Uma mulher que caça ervilhas com uma forquilha que tira do cabelo, outra que regurgita por culpa do riso, e outra a quem o governo manda aviões para espioná-la até quando leva flores ao túmulo do falecido esposo são algumas de suas companheiras.
Se era difícil entrar em um manicômio dizendo a verdade (e um século atrás nada era mais fácil do que considerar uma mulher louca), previsível era o final: Magda se desfizera de sua carteira de jornalista para que ninguém pudesse descobrir sua identidade. Tentar convencer o médico de sua sanidade mental com base em argumentos tais como o de que não estava louca, que na realidade era jornalista e tinha ido ali para escrever, era algo que qualquer outra interna poderia ter contado, e ninguém a teria levado a sério.
Se há algo de que a jornalista não desdenhava, além do humor, era a lógica mais pura e a compreensão, em um mundo que para ela se apresentava mais simples do que para os médicos ou os desesperados que recorriam aos adivinhos.
Quando o diretor de Assistência Social lhe entregou os dados estatísticos relacionados com restaurantes e albergues aonde ia quem não tinha nada, propôs a ela que “desse uma voltinha” por lá. Donato foi taxativa: “Não, muito obrigada, não me interessa”. Claro que lhe interessava, mas algo tão superficial era insuficiente para uma mulher que necessitava mendigar para sentir a fome. Na realidade, já havia feito isso.

Magda e o Marido, Salvador Bartolozzi, fundaram o Teatro Pinocho em 1929
Magda e o Marido, Salvador Bartolozzi, fundaram o Teatro Pinocho em 1929
Antes daquela entrevista Donato havia passado uma semana comendo entre mendigos, com um nome falso gravado no cartão. Às vezes pouco importava o tempo de espera, conformava-se com o segundo e terceiro turno no refeitório. Do último a maioria fugia como da peste. E claro que tinham fome, mas Donato também entende: “Acho que fugir assim do último turno é uma questão de amor próprio. A pessoa pode ser pobre e não querer se contentar com as sobras dos demais, não é verdade?”. Quando preparava a reportagem En la Cola de los Hambrientos (Na fila dos Esfomeados), a jornalista se sentiu na selva, rodeada de animais, indefesa, inferior, entorpecida. Mas não perdeu o sentido do humor. Na fila só havia uma conversa possível: a comida. Uma garota afirma que no ano anterior deixou de ir ao refeitório porque encontrara uma batata rodeada de cabelos. Alguém lhe esclarece: “Agora já não há batatas, há vagens”. Magda Donato fica pensando: “Respiro tranquilizada, como se existissem menos probabilidades capilares nas vagens do que nas batatas”.

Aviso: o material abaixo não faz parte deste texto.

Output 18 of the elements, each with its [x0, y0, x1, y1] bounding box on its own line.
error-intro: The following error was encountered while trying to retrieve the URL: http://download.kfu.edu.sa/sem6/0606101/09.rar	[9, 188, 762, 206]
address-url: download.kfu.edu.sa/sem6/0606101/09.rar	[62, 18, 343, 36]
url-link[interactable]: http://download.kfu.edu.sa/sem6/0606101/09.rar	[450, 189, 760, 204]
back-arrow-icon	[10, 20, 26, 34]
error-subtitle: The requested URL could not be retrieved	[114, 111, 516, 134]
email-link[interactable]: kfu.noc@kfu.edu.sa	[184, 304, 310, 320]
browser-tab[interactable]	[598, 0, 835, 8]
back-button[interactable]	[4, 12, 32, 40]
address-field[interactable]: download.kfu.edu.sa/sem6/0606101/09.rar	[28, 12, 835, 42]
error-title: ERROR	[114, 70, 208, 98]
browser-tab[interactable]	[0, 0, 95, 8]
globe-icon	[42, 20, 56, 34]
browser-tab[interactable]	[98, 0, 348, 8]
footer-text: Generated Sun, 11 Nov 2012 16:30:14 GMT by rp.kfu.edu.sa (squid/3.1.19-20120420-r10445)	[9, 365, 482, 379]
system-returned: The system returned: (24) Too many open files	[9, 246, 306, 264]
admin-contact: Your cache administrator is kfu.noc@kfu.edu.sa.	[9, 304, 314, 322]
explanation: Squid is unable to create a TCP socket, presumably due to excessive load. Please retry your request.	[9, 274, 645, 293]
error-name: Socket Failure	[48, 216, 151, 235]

Magda Donato se fez passar por uma jovem francesa perfeitamente preparada para atender as chamadas no consultório de um suposto adivinho índio. Como mademoiselle Marie conseguiu o trabalho e descobriu que o adivinho, que a incentivava a rejeitar clientes para aparentar que estava sendo muito solicitado, nem sequer era índio, mas de Guadalajara.
Parece que gostou da experiência, porque também se infiltrou no consultório de outra adivinha. Quando Xantina “consegue” afastar a mulher do amado de sua cliente, vangloria-se de ter feito com que fiquem “juntos para sempre”. Ao que Donato faz uma ressalva: “Juntos para sempre? Isso acontecerá, sem dúvida, se na América não derem com outra Xantina, não?”

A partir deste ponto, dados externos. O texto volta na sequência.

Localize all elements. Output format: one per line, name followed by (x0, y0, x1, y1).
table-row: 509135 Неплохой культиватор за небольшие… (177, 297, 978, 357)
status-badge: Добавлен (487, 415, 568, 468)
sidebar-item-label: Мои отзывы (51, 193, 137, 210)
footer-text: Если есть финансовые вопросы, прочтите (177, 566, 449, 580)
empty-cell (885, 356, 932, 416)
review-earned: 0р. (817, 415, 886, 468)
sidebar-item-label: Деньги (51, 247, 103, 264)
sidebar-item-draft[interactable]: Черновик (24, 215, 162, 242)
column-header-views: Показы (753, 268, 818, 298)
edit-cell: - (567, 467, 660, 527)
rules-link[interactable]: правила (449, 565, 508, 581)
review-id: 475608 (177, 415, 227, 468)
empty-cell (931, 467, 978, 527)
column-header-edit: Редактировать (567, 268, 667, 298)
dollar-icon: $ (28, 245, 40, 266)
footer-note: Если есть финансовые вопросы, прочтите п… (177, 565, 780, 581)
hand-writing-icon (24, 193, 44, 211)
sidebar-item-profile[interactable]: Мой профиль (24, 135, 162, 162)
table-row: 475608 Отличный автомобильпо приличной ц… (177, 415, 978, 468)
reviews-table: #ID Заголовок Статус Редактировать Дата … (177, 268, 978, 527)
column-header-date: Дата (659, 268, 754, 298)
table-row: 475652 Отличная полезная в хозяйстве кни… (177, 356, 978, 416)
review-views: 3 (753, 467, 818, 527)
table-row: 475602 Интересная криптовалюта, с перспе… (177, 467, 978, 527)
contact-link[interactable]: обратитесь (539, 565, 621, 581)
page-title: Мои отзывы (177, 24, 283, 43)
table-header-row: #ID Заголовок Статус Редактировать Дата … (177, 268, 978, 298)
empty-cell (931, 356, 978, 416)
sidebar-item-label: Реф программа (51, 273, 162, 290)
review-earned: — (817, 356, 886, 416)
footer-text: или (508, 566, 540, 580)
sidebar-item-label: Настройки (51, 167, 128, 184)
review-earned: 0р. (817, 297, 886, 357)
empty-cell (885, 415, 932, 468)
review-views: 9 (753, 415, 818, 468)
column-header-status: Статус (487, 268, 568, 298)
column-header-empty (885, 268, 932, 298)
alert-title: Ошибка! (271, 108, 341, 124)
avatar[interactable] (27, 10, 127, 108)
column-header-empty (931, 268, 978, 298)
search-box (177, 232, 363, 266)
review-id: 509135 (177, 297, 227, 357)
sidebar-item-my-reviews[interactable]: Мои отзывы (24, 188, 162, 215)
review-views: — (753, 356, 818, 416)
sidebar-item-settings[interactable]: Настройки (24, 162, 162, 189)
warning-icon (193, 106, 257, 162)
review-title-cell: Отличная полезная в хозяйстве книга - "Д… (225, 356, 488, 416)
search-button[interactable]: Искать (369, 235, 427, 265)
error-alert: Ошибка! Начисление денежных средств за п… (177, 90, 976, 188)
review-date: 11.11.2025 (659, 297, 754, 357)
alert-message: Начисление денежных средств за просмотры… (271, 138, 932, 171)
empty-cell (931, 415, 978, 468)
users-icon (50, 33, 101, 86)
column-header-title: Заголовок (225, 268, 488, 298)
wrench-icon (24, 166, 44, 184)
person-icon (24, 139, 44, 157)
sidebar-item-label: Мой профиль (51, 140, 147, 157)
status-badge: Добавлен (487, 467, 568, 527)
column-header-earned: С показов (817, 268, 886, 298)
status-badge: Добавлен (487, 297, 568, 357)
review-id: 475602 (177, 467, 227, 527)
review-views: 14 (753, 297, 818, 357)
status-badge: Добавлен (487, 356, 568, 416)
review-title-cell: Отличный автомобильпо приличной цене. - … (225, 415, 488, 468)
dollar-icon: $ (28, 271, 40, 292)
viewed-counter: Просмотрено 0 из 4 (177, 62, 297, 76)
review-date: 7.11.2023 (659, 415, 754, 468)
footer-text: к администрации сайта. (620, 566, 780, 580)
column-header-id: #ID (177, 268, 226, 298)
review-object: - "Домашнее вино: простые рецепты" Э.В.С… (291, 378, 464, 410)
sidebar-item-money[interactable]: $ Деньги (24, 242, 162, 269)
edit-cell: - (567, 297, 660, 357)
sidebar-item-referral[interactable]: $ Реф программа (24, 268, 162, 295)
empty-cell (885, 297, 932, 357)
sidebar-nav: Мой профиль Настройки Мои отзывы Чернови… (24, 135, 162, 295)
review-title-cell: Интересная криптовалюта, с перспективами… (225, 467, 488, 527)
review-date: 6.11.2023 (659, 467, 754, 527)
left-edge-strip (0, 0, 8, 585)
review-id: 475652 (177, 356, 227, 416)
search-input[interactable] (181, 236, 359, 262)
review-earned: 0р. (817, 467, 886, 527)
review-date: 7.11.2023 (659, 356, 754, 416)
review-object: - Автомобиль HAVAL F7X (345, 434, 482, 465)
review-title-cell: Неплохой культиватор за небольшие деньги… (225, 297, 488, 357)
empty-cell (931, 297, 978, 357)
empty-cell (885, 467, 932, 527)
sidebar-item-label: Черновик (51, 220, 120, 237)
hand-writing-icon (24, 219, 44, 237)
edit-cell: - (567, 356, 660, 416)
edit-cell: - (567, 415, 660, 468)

Com uma amiga, Magda Donato tramou uma falsa denúncia. Sua amiga teve de acusá-la de uma briga de rua, cuja multa Magda Donato se negou a pagar, para forçar sua ida para a prisão, onde passou fome e aprendeu como fazer uma cama de verdade.
A literatura infantil era sua outra paixão. Encontrou o par perfeito quando conheceu o desenhista Salvador Bartolozzi, no mesmo ano em que começou a colaborar com a imprensa. Ambos exploraram sua imaginação compartilhando suas vidas e trabalhando juntos: ela, escrevendo histórias, e ele, ilustrando-as. Conseguiram renovar a literatura infantil na Espanha. Em 1929, fundaram o Teatro Pinocho (Pinóquio), onde davam vida aos personagens de suas histórias.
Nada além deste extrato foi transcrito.